Evocar el cuadro del vendedor de aguacates con el espejo en una mano y la tijera en la otra, me provoca una mezcla de emociones que, al final, se resuelve en una sonrisa de compasión: si por él o por mí, lo ignoro.

ESTUDIAR
Córdoba con calle Colombia

Fotografías: Juan Fernando Ospina

Le atrae de su esquina que por ahí pasen cientos de jóvenes rumbo a las universidades y los institutos técnicos y tecnológicos, y decenas de ellos se detengan ante el exhibidor a echar un vistazo a los titulares de los periódicos.

Futuros abogados, economistas, pedagogos, administradores... Ella a todos los admira.
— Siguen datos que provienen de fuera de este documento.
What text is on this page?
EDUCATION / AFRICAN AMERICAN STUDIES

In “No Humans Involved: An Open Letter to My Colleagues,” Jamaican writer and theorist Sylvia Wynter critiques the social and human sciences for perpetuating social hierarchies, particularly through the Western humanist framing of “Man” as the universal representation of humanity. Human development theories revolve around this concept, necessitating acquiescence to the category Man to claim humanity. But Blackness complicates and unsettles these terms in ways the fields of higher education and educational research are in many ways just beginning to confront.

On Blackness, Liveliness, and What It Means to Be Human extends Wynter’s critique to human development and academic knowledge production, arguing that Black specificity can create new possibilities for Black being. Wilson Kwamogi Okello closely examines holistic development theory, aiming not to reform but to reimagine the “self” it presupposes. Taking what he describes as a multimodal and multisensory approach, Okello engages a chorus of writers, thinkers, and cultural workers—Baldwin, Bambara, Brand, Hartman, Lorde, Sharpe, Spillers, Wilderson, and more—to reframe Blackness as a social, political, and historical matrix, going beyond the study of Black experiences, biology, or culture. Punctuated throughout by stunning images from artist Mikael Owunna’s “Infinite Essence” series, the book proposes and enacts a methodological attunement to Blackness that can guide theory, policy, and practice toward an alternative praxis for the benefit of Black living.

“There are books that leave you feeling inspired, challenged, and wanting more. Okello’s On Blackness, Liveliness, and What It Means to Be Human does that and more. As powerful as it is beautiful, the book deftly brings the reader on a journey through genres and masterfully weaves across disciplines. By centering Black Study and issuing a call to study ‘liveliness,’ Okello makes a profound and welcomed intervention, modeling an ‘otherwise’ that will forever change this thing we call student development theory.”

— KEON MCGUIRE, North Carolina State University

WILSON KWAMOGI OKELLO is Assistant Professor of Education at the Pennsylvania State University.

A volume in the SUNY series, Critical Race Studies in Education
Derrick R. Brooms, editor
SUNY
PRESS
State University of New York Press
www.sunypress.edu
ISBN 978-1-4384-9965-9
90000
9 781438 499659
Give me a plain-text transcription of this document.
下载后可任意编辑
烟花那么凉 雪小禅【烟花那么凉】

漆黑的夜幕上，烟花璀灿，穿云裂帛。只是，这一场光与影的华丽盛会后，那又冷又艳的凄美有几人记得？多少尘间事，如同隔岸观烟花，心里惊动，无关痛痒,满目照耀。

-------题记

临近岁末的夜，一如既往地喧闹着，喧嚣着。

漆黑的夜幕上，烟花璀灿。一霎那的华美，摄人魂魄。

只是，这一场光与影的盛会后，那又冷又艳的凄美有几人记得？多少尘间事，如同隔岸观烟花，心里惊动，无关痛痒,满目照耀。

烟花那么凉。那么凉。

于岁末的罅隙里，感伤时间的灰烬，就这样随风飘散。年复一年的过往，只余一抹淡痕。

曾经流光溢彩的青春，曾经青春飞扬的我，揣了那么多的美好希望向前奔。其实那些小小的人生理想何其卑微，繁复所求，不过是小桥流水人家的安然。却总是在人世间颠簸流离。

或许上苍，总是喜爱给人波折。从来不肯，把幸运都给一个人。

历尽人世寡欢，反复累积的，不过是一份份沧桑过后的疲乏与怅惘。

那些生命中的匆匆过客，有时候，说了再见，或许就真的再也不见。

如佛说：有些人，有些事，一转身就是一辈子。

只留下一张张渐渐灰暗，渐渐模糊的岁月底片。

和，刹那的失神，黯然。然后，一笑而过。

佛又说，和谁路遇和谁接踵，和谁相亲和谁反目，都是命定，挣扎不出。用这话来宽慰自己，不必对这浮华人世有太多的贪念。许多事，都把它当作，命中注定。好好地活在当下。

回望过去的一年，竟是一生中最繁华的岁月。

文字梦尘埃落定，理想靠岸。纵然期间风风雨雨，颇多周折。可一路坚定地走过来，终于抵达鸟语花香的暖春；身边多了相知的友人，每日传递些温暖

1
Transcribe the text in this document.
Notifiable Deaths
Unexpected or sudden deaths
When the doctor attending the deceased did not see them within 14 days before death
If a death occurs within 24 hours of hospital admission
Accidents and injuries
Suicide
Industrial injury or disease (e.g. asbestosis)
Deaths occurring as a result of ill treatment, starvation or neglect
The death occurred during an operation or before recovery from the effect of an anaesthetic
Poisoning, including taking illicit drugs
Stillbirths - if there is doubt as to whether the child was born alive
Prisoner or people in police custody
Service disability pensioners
A todos los anima. Su lema: no renegar, no quejarse. ¿Acaso su mayor felicidad en el liceo no la halló en los trasnochos, durante las temporadas de exámenes? Estudiar. Estudiar. He ahí su mejor música. Si las ventas mejoraran, podría comprar el formulario e inscribirse para presentar el examen de admisión en alguna universidad. Si tantos lo aprueban, ella también podría. Si tantos se hacen profesionales, ella también podría.

Si las ventas mejoraran y ella disminuyera esto y suprimiera aquello… Disminuir, suprimir, abstenerse.

Si entrara a estudiar tendría que seguir en la venta de periódicos hasta que la llamaran para trabajar a medio tiempo en alguna dependencia del gobierno, en una compañía líder, en una multinacional o algo así.

Mas, para atender, a la vez, la venta de periódicos y sus estudios universitarios, su hijo tendría que ayudarle, y para ayudarle tendría que crecer saludable y, para crecer saludable, ella no podría disminuir, ni suprimir ni abstenerse.

Estudiar. Estudiar. He ahí su mejor música.

MARITZA
Avenida León de Greiff con carrera Cundinamarca

Fotografías: Juan Fernando Ospina

Fabiola deja su vivienda a las siete de la mañana y antes de las ocho ya es Maritza.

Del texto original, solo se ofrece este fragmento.